No, los catalanes tienen un problema mucho más grave que el del resto de los españoles: el del nacionalismo. Con la independencia no sé qué pasaría. En principio, a los nacionalistas (insisto: hablo siempre de los nacionalistas, no de “los catalanes”) se les cerraría la gran fuente de su victimismo... pero ya se inventarían algo. Plastas sin fin.

26.10.15

Argentinismos

Todas las elecciones tienen algo de guiñol, pero las presidenciales argentinas de este 25 de octubre son para mí de guiñol absoluto. A los candidatos los conocí por las imitaciones que hacen en el programa Periodismo Para Todos, de Jorge Lanata. Solo después de haberme carcajeado muchas veces con la versión humorística de Daniel Scioli, Mauricio Macri y Sergio Massa, vi a los políticos reales, que me parecieron faltos de realidad: menesterosos reflejos de sus imitadores.
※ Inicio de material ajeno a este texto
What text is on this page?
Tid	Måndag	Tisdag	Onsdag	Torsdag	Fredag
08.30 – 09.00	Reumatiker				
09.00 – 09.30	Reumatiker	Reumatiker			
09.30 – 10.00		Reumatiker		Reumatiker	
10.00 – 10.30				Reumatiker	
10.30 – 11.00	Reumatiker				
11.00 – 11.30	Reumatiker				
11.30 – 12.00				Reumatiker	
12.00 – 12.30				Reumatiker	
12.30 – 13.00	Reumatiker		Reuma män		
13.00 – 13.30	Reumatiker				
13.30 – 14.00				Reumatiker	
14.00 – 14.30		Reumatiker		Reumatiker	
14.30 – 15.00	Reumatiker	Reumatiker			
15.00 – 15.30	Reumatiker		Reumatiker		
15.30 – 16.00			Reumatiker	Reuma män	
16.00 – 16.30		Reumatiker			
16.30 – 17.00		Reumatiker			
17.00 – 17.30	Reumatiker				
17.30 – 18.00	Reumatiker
Quienes me conocen saben que desde hace unos años me refugio de los problemas de España en los de Argentina. No es que me alegre de la desgracia ajena (ni Argentina ni el resto de países latinoamericanos me son, por otra parte, ajenos), sino que, por la distancia, los problemas de allí me asfixian menos que los de aquí. Confieso que incide el que parezca que allí las cosas están peor, por lo que, al comparar, aquí parece que están mejor. Aunque últimamente las percepciones se van equiparando: no por mejoramiento de Argentina sino por empeoramiento de España (empeoramiento también retrospectivo, por las corrupciones pasadas que hoy salen a la luz).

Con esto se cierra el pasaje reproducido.